Generalised predictability in the synthesis of biocarbons as clean energy materials: targeted high performance CO2 and CH4 storage

Abstract

This work shows how knowledge of any biomass and choice of carbonisation process can offer a generalised route to predictability in the preparation of activated biocarbons. We demonstrate that based on O/C ratio of carbonaceous matter, it is possible to predictably generate biocarbons with suitable porosity, surface area density, volumetric surface area and packing density targeted towards record levels of CO2 and CH4 storage capacity. Highly porous carbons with controlled levels of microporosity of up to 97% of the surface area and 92% of the pore volume are generated. The level of synthetic control is such that it enables, on the one hand, exceptional CO2 storage at 25 °C and low pressure (1.5 and 5.4 mmol g−1 at 0.15 and 1 bar, respectively) or moderate pressure (23.7 mmol g−1 at 20 bar), indicating superior uptake under both post-combustion and pre-combustion CO2 capture conditions.

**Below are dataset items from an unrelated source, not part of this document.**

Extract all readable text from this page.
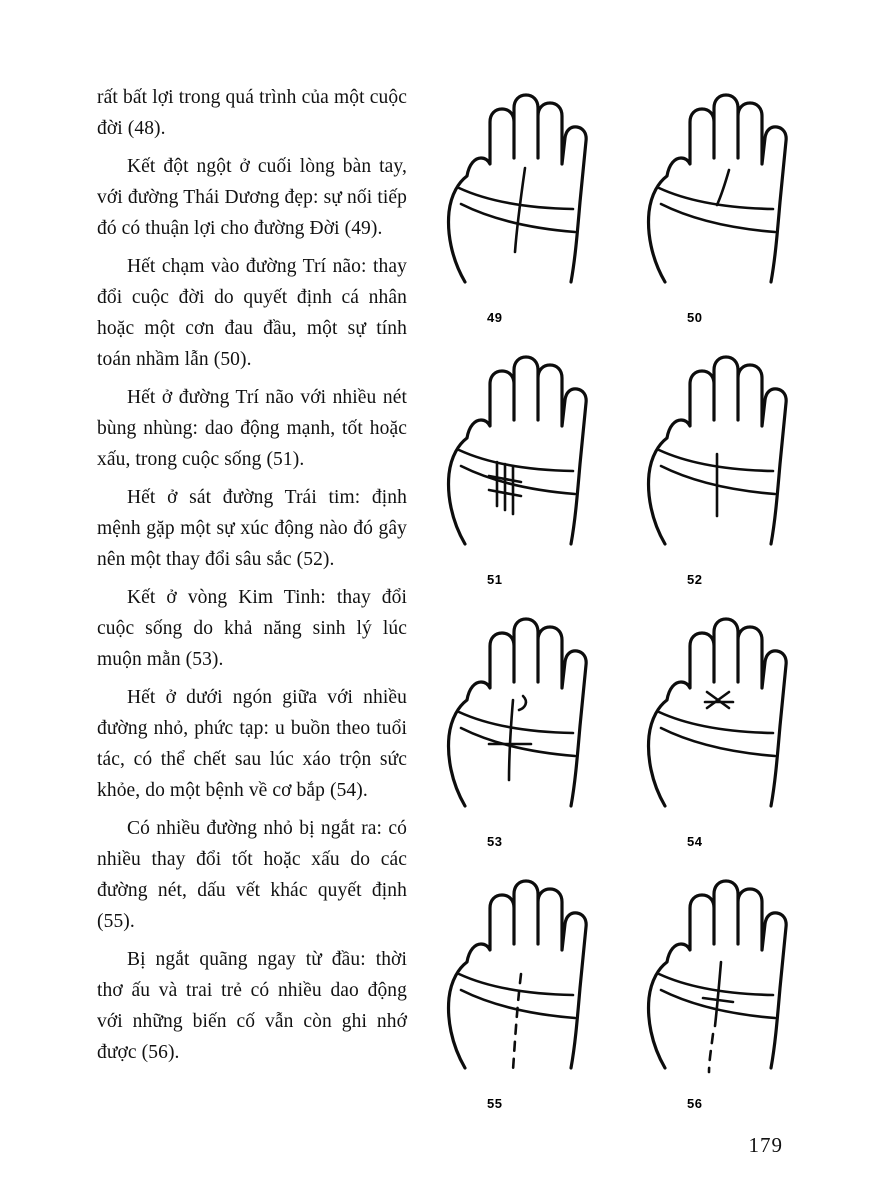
rất bất lợi trong quá trình của một cuộc đời (48).

Kết đột ngột ở cuối lòng bàn tay, với đường Thái Dương đẹp: sự nối tiếp đó có thuận lợi cho đường Đời (49).

Hết chạm vào đường Trí não: thay đổi cuộc đời do quyết định cá nhân hoặc một cơn đau đầu, một sự tính toán nhầm lẫn (50).

Hết ở đường Trí não với nhiều nét bùng nhùng: dao động mạnh, tốt hoặc xấu, trong cuộc sống (51).

Hết ở sát đường Trái tim: định mệnh gặp một sự xúc động nào đó gây nên một thay đổi sâu sắc (52).

Kết ở vòng Kim Tinh: thay đổi cuộc sống do khả năng sinh lý lúc muộn mằn (53).

Hết ở dưới ngón giữa với nhiều đường nhỏ, phức tạp: u buồn theo tuổi tác, có thể chết sau lúc xáo trộn sức khỏe, do một bệnh về cơ bắp (54).

Có nhiều đường nhỏ bị ngắt ra: có nhiều thay đổi tốt hoặc xấu do các đường nét, dấu vết khác quyết định (55).

Bị ngắt quãng ngay từ đầu: thời thơ ấu và trai trẻ có nhiều dao động với những biến cố vẫn còn ghi nhớ được (56).

49	50
51	52
53	54
55	56
179
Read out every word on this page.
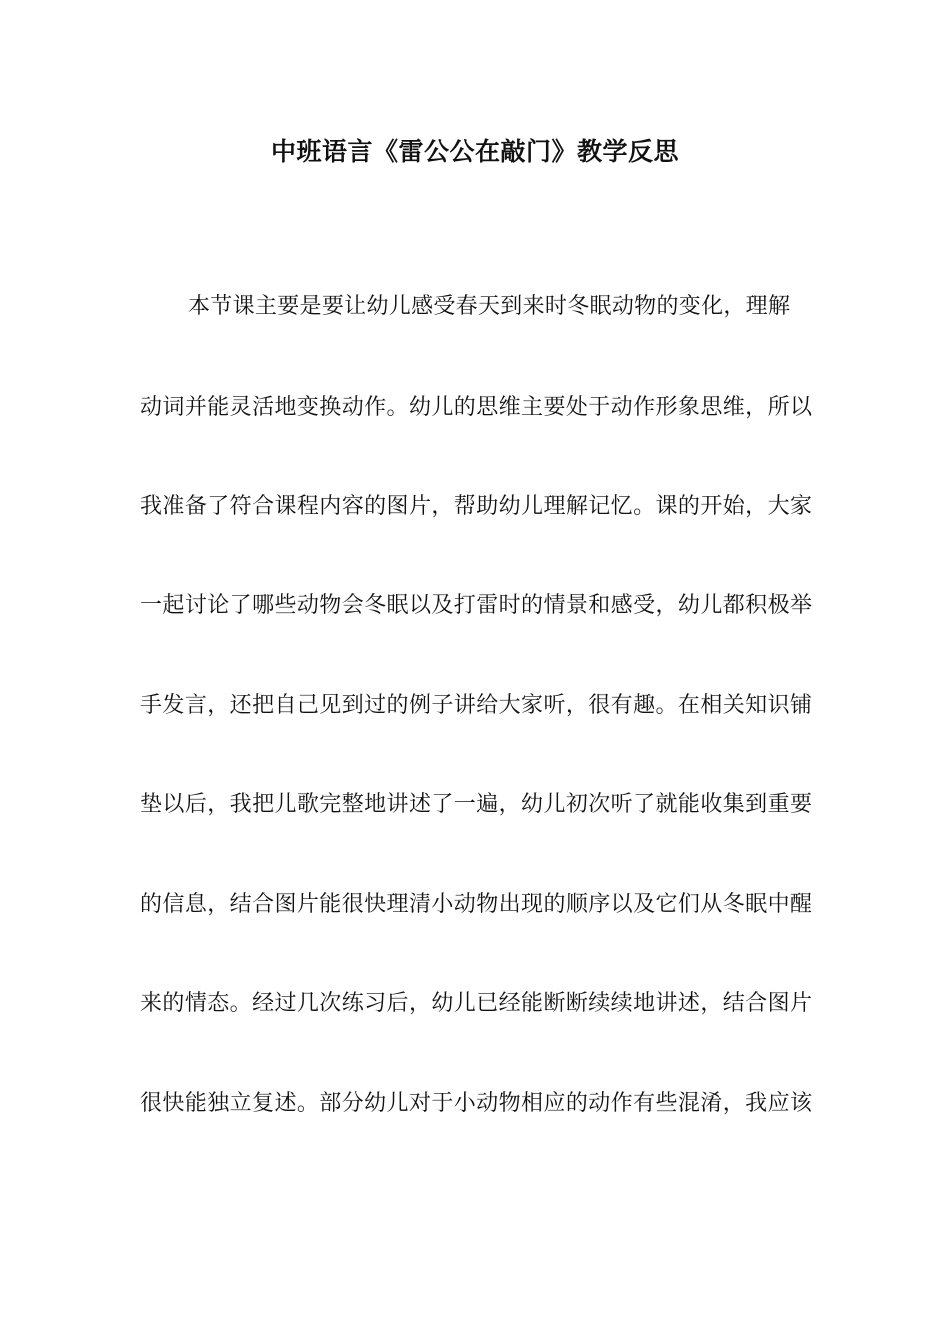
中班语言《雷公公在敲门》教学反思
本节课主要是要让幼儿感受春天到来时冬眠动物的变化，理解
动词并能灵活地变换动作。幼儿的思维主要处于动作形象思维，所以
我准备了符合课程内容的图片，帮助幼儿理解记忆。课的开始，大家
一起讨论了哪些动物会冬眠以及打雷时的情景和感受，幼儿都积极举
手发言，还把自己见到过的例子讲给大家听，很有趣。在相关知识铺
垫以后，我把儿歌完整地讲述了一遍，幼儿初次听了就能收集到重要
的信息，结合图片能很快理清小动物出现的顺序以及它们从冬眠中醒
来的情态。经过几次练习后，幼儿已经能断断续续地讲述，结合图片
很快能独立复述。部分幼儿对于小动物相应的动作有些混淆，我应该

The carbons may also be directed towards storing record levels of methane; at 25 °C and 100 bar, volumetric methane uptake of between 309 and 334 cm3 (STP) cm−3 was obtained, which values are considerably higher than all current benchmark materials and, moreover, surpass the United States Department of Energy (US DOE) target of 263 cm3 (STP) cm−3. Crucially, the carbons also have very attractive working capacity (deliverable methane for 100-5 bar) of 262 cm3 (STP) cm−3, 234 cm3 (STP) cm−3 (80-5 bar), and 210 cm3 (STP) cm−3 (65-5 bar).